The artist explains: ‘The void or the unpainted areas on my canvases are by no means empty. They only represent a certain uncertainty.’ This sense of uncertainty is compounded by the fact that Vital depicts himself twice or more in many of the self-portraits on view. By carving his first name, Not, into the paint, he plays on its double meaning: both himself, and a negation. These multiplications and negations of the artist’s selfhood leave the visitor to contemplate where he is really located in the self-portraits. The artist adds to this effect by covering each painting with glass, like Francis Bacon before him, without which he considers them ‘naked’. Vital considers himself a sculptor even when painting, and this glass, which reflects the surrounding environment, gives each painting a sculptural sense of three-dimensionality. Visitors to the exhibition see their own faces mirrored back at them, obscuring the image from certain angles, encouraging them to physically negotiate the act of looking and to reconsider the place of the self within its surroundings. As Vital explained to Hans Ulrich Obrist: ‘It attracts, but also it inflects and reflects. It keeps you away, gives you the right distance to look at a painting.’

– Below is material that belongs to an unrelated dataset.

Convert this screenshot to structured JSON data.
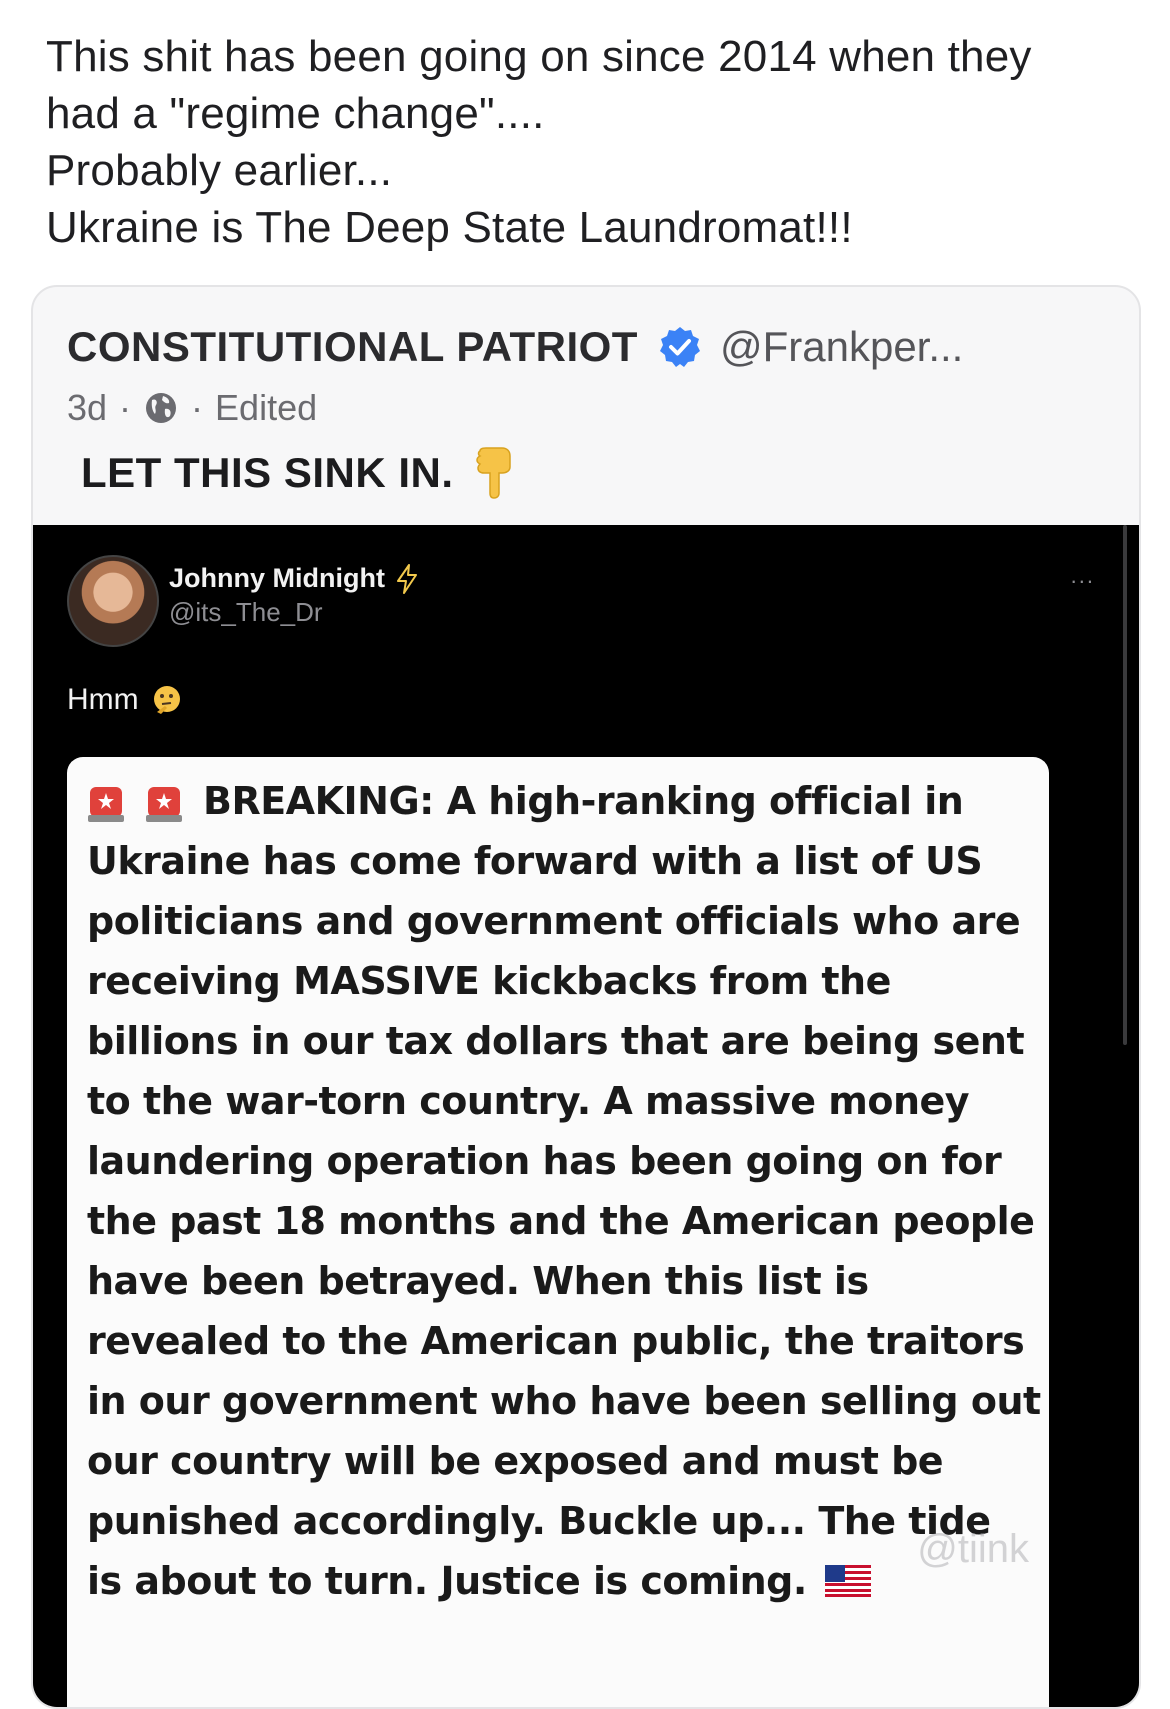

Nijinsky wrote in his diary in early 1919 that ‘Switzerland is sick because it is full of mountains’: a comment that elucidates the sculpture as a connecting thread between Vital’s landscapes and his self-portraits. By bringing highly introspective self-portraits into dialogue with sculptures and collages that evoke, in three dimensions, the unforgiving Alpine climate and the pristine calm of a settled blanket of snow, Vital invites the viewer into a contemplation on the fine line between torment and beauty and on the profound connection between how we relate to our environment and our inner selves.